Every summer, as the sun starts to beat harder, tourists roll in. Bright red and with peeling skin, wearing bucket hats on the beach, and sporting northeastern license plates. The beaches and restaurants, and roads fill up quickly, making my home feel like the overcrowded town of Jaws.

Like many people who live in my town, I am not from here. When I was seven, my parents decided to move from Maryland to South Carolina, where we had always vacationed. I remember the crowded shores and tourist trap shops of Myrtle Beach, but also the quieter towns not too far away. My grandma had moved here some years before, so that further helped my parents decide to do the same.

I remember not wanting to move. I had friends in my first-grade class, and I liked our house with its basement and fluffy snow, and the pines that grew along the creek in our backyard. But, after some time, I realized that living by the beach really isn't so bad. Sure, we don't see much snow, but that also means that we don't have to shovel any either.

As a kid growing up in a small southern coastal town, I saw the juxtaposition of immense generational wealth and crippling generational poverty. My town has multiple golf courses, a staple of the South Carolina Lowcountry, attracting wealthy retirees from around the country and beyond. However, until recently, it also had streets that most people wouldn't even want to ride their bikes through.

Having grown up here, I do consider myself a local, yet there is an obvious divide between the people who are locals because of time lived here and the people who have their family roots here. I didn't realize this until recently.

This past summer, I worked as a bartender at one of the most popular restaurants here. Opened for almost thirty years, it not only offers some of the cheapest decent drinks and food around, but it also offers a family-like welcoming, especially for local regulars.

As the bartender at this restaurant, I've learned more about the depth of local roots here than I have from any of my other multiple restaurant jobs over the past eight years. The regulars know to come to the restaurant early if they want good service, because once the tourists, whom they despise, come in around dinner time, it's too busy for them to receive the decent service they'd like.

Now, as a fellow local, I do find the tourists annoying. The summer traffic drives me insane, and the fact that I can barely get to the beach because of the lack of parking makes it even worse. People assume that I go to the beach all the time since I live so close to it, yet I can rarely go. I am always working, serving the influx of tourist customers, when it's the heart of beach season, and even on my days off, as I mentioned, I can barely find a parking spot at one of the public beach accesses.

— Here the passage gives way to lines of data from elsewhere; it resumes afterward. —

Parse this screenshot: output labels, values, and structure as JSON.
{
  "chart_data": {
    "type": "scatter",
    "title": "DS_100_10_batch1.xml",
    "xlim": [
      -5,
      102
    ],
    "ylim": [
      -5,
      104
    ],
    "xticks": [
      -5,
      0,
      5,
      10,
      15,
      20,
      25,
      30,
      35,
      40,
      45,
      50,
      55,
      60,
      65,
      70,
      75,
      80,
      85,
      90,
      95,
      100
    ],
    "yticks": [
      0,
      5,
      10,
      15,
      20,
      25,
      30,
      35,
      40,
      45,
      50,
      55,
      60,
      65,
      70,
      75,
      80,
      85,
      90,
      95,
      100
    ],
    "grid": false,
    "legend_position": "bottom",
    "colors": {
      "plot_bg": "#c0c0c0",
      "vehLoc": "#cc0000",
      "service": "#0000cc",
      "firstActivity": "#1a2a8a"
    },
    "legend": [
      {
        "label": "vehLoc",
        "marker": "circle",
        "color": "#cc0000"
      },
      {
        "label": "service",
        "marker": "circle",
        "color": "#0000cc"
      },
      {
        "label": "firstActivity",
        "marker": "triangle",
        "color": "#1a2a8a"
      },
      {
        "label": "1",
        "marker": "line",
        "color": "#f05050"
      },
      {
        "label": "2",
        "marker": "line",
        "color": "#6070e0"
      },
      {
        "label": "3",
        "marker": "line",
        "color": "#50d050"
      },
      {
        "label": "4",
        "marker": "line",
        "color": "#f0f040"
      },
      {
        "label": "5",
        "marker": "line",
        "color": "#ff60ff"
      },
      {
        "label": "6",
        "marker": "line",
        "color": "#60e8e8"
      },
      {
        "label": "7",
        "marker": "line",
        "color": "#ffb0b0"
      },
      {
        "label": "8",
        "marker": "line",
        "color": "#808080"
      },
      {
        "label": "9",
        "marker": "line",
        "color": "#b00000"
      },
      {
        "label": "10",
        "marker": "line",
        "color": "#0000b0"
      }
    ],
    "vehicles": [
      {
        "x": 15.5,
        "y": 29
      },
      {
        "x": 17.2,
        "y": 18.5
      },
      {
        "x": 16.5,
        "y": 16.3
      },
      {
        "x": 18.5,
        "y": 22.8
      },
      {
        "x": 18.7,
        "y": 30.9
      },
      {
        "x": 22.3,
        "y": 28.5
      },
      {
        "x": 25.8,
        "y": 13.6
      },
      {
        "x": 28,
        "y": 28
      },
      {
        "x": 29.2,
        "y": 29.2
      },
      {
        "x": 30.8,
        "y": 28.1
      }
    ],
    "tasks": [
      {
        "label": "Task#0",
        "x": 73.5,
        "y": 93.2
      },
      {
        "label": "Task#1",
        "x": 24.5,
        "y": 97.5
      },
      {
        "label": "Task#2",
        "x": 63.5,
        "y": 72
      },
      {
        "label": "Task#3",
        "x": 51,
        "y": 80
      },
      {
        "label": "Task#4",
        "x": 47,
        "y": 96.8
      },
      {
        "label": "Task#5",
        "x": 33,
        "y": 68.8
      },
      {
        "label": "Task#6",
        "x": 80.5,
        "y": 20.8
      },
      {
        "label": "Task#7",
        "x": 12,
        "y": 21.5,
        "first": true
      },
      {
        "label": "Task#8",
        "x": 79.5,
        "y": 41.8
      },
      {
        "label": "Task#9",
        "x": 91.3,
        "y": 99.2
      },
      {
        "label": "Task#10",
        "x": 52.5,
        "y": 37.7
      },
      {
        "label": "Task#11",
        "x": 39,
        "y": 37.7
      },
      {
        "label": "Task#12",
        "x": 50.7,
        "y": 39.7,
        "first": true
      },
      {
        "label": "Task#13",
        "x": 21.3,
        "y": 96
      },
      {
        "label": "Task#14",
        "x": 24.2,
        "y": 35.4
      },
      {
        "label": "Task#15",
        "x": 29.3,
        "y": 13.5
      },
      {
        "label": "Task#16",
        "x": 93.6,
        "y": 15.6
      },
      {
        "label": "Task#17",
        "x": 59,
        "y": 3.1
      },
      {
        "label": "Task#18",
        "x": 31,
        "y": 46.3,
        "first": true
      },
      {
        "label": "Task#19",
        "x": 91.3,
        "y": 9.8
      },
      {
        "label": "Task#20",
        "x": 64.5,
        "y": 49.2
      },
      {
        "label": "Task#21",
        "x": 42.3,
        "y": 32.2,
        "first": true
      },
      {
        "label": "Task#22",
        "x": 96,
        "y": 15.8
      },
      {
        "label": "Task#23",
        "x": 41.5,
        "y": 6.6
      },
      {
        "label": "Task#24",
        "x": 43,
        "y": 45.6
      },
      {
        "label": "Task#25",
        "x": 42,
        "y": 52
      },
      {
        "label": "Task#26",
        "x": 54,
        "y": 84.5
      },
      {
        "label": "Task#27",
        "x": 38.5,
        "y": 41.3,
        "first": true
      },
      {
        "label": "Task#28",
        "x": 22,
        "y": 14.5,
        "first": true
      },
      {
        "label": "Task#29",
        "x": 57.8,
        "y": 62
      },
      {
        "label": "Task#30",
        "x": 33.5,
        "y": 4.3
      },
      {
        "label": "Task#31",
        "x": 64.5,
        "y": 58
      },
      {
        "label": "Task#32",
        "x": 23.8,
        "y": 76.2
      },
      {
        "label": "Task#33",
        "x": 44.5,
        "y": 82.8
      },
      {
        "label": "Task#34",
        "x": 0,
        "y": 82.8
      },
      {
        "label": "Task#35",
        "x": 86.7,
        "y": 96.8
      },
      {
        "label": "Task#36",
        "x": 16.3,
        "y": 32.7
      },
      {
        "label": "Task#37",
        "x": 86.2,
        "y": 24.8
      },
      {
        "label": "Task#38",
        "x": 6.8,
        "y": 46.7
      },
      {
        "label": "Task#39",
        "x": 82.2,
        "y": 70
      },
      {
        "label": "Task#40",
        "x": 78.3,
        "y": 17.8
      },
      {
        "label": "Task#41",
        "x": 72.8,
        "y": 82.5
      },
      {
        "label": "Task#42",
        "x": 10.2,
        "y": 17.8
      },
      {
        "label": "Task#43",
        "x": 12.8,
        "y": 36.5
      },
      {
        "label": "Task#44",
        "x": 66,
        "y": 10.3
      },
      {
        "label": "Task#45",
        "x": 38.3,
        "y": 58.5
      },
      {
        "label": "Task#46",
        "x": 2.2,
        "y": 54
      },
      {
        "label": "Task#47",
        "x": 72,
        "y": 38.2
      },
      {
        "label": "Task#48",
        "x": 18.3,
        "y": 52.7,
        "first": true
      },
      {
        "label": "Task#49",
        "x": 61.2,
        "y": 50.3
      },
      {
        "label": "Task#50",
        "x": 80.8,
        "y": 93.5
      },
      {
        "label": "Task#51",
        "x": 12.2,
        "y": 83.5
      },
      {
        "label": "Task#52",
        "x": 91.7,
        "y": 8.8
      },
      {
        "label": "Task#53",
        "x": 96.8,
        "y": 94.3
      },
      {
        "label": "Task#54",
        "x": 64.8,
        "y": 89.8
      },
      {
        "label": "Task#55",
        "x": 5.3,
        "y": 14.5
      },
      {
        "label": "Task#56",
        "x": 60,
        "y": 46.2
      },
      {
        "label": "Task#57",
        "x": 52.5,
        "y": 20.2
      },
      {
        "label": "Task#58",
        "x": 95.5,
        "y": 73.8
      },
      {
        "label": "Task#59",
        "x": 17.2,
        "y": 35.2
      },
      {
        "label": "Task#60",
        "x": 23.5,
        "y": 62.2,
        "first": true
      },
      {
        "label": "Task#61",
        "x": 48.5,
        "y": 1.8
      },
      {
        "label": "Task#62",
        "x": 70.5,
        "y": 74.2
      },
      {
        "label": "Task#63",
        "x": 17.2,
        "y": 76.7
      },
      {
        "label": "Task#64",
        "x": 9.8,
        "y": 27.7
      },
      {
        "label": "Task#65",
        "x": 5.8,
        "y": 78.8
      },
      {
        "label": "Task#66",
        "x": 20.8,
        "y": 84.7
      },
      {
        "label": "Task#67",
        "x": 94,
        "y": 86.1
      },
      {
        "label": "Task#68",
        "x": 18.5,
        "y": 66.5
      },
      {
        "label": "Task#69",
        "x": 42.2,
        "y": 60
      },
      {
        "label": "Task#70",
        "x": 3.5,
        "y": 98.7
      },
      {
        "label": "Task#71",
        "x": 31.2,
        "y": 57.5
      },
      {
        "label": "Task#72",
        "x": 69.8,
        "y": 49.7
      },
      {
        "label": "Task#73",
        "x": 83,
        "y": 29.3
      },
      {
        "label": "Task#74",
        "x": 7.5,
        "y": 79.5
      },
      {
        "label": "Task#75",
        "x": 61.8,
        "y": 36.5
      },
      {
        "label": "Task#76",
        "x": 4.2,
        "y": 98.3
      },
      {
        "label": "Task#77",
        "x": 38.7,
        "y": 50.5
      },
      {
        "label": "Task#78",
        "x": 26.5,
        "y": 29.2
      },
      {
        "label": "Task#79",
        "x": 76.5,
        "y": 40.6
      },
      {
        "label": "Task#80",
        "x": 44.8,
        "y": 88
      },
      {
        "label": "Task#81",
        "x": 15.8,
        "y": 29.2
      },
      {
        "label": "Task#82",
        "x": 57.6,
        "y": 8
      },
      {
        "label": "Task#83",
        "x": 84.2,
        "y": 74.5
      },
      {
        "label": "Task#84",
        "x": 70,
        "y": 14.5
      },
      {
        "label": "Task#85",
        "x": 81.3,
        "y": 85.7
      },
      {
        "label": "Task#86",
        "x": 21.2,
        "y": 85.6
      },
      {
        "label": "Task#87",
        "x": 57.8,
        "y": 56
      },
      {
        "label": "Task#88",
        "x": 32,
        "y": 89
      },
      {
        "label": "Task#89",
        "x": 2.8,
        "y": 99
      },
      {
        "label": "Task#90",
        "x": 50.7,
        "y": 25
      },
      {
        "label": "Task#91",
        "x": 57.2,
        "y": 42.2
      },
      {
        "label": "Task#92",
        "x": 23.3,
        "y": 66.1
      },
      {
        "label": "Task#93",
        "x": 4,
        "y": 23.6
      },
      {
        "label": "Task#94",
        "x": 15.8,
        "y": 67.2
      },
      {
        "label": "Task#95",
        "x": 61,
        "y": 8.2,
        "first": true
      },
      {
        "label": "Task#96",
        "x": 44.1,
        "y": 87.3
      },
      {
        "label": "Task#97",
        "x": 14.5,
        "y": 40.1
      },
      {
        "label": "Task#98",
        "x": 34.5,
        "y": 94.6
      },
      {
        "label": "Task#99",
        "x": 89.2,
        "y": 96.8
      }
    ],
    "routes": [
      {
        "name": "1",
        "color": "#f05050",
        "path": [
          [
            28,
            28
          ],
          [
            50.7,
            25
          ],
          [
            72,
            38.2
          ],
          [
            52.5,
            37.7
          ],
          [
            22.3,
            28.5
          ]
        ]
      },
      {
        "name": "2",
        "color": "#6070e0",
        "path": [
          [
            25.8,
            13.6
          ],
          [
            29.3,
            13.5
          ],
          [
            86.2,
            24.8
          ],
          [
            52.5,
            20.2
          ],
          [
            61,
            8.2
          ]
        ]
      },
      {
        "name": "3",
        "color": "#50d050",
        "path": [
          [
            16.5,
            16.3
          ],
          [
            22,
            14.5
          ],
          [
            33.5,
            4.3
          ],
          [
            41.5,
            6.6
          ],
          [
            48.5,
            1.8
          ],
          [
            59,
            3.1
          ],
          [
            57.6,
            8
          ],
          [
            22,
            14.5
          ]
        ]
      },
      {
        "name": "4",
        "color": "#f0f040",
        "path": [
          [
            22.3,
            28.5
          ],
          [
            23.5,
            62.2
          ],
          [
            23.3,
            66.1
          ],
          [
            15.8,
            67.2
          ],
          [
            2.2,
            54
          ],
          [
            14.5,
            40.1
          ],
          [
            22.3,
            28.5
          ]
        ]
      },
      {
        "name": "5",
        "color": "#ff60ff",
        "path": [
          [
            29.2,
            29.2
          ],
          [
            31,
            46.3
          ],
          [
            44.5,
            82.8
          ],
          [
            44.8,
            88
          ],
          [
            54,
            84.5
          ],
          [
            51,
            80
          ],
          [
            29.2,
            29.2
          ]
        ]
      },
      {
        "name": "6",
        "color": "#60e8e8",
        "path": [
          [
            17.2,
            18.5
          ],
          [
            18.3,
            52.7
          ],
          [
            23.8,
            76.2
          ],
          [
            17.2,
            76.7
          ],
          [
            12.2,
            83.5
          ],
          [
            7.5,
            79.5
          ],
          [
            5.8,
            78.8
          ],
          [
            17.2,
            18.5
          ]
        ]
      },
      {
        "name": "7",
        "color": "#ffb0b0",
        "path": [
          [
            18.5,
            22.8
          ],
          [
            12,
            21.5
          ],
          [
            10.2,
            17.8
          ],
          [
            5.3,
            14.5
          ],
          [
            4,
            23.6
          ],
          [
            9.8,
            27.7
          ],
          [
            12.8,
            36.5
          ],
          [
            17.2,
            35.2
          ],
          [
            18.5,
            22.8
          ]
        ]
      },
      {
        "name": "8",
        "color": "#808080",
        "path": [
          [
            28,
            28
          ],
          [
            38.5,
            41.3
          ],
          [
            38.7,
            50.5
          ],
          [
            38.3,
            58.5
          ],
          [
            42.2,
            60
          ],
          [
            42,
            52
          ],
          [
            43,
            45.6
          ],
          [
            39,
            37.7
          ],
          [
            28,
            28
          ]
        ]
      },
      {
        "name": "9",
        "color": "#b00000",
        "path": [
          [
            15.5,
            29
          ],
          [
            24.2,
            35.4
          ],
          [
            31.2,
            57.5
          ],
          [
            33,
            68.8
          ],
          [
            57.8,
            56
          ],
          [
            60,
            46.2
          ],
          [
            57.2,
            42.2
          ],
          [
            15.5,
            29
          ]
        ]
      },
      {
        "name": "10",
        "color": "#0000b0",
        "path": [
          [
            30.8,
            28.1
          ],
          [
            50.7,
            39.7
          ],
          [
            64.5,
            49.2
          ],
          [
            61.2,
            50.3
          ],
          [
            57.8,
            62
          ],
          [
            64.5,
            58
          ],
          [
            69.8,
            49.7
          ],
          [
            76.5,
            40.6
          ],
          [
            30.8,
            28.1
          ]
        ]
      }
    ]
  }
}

However, the tourists aren't wholly bad. I get it. They are on vacation and they came here for the beach, so they deserve to go to the beach. I don't hold that against them. Additionally, our town bases its economy on tourism. It's not like we could just not let any more tourists in. That would lead to restaurants and businesses, many of them family-owned for decades, having to close down. It'd become a ghost town. What really bothers me is the lack of infrastructure to support all the tourists.

When I was a kid, tourism did not reach the level that it does today. The past few summers have seen a large increase in out-of-towners. The highway, which my town runs upon, has become too congested. A route that would take me ten minutes in spring can take me twenty minutes in summer. It's not rare to have to wait for gas pumps or to scour multiple parking aisles at the grocery store before finding a spot.

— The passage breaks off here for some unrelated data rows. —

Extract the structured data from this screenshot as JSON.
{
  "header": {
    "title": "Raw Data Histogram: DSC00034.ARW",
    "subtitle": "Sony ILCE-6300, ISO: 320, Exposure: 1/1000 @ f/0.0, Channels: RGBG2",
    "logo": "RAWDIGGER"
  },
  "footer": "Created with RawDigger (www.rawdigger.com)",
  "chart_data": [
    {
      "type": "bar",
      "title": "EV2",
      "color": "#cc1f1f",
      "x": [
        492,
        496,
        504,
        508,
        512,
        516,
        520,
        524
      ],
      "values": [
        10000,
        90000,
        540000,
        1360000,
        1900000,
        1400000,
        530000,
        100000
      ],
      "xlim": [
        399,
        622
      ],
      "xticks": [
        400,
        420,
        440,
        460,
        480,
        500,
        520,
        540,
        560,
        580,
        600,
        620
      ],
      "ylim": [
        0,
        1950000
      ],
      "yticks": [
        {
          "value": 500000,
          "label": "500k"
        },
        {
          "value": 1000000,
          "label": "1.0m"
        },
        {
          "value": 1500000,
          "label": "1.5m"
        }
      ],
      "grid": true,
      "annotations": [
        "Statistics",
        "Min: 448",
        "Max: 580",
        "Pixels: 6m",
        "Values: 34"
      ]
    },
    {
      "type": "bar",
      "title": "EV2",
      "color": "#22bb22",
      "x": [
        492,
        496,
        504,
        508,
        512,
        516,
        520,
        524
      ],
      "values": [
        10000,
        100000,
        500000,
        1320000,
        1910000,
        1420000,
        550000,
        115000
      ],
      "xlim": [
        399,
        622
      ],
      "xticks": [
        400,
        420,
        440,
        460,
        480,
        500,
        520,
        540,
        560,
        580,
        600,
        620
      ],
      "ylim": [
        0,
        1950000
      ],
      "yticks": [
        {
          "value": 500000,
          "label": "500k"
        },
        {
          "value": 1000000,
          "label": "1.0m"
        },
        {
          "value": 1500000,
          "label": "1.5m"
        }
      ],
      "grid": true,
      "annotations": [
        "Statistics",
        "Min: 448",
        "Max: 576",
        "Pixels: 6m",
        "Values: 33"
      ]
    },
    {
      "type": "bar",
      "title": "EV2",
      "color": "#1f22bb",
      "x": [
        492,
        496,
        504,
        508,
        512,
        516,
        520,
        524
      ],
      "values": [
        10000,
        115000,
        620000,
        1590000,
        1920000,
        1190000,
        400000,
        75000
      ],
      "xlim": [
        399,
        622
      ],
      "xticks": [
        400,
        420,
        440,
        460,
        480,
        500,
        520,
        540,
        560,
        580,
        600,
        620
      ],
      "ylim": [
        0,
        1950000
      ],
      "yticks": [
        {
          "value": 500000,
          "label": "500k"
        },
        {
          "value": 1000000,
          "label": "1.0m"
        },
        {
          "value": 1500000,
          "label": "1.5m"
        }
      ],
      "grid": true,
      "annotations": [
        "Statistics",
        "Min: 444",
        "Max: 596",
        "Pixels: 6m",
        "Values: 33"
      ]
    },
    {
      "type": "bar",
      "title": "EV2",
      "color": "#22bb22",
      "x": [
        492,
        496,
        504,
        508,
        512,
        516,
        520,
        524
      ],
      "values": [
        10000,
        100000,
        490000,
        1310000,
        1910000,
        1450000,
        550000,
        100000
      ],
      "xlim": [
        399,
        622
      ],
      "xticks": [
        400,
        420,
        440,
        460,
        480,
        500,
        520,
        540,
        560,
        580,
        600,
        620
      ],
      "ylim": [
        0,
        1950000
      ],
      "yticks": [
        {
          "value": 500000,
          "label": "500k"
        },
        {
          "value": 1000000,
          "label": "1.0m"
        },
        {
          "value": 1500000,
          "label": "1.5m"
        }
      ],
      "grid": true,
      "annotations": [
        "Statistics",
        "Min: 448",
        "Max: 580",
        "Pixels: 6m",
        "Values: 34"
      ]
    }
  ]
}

And, of course, the money-hungry homebuilders and businessmen are seizing every opportunity. They cut down more and more trees each year to build multi-million-dollar homes and build more and more commercialized stores. More homes will lead to more residents, which leads to less room for the inevitable tourists. More businesses mean more people from neighboring towns will come to ours, choking the area even further.

Businesses will appear whether we like it or not. New residents will come whether we like it or not. However, could we not encourage small family-owned businesses, rather than creating a hub for corporate America to milk? Could we not refuse to allow the destruction of wooded and marshy areas to please wealthy northeasterners looking for homes near their precious golf courses?

The commercialization of this place proves a harsher problem than the tourists. Tourists come here because of the serene shores and the small-town feel. By giving tourists all these corporate amenities, we are bringing in a different crowd of tourists, the tourists who want the cheap hats and cheesy beach souvenirs. The old tourists, the ones who come each year for the peaceful beaches rather than the commercialized idea of the beach, however, will still come because they expect it never to change. But it will, and it is.

Ten years from now, I worry, my town will be largely unrecognizable compared to how I remember it as a kid. It's almost there now.

The tourists are inevitable; they will come. I know this, and I, as someone who has worked in the restaurant business for so long, live off the money I receive from them. I accept this. I just wish the local government would help put the brakes on this and place more restrictions on home-building and commercialization. And, at the end of the day, I just wish I could find a decent parking spot at my beach.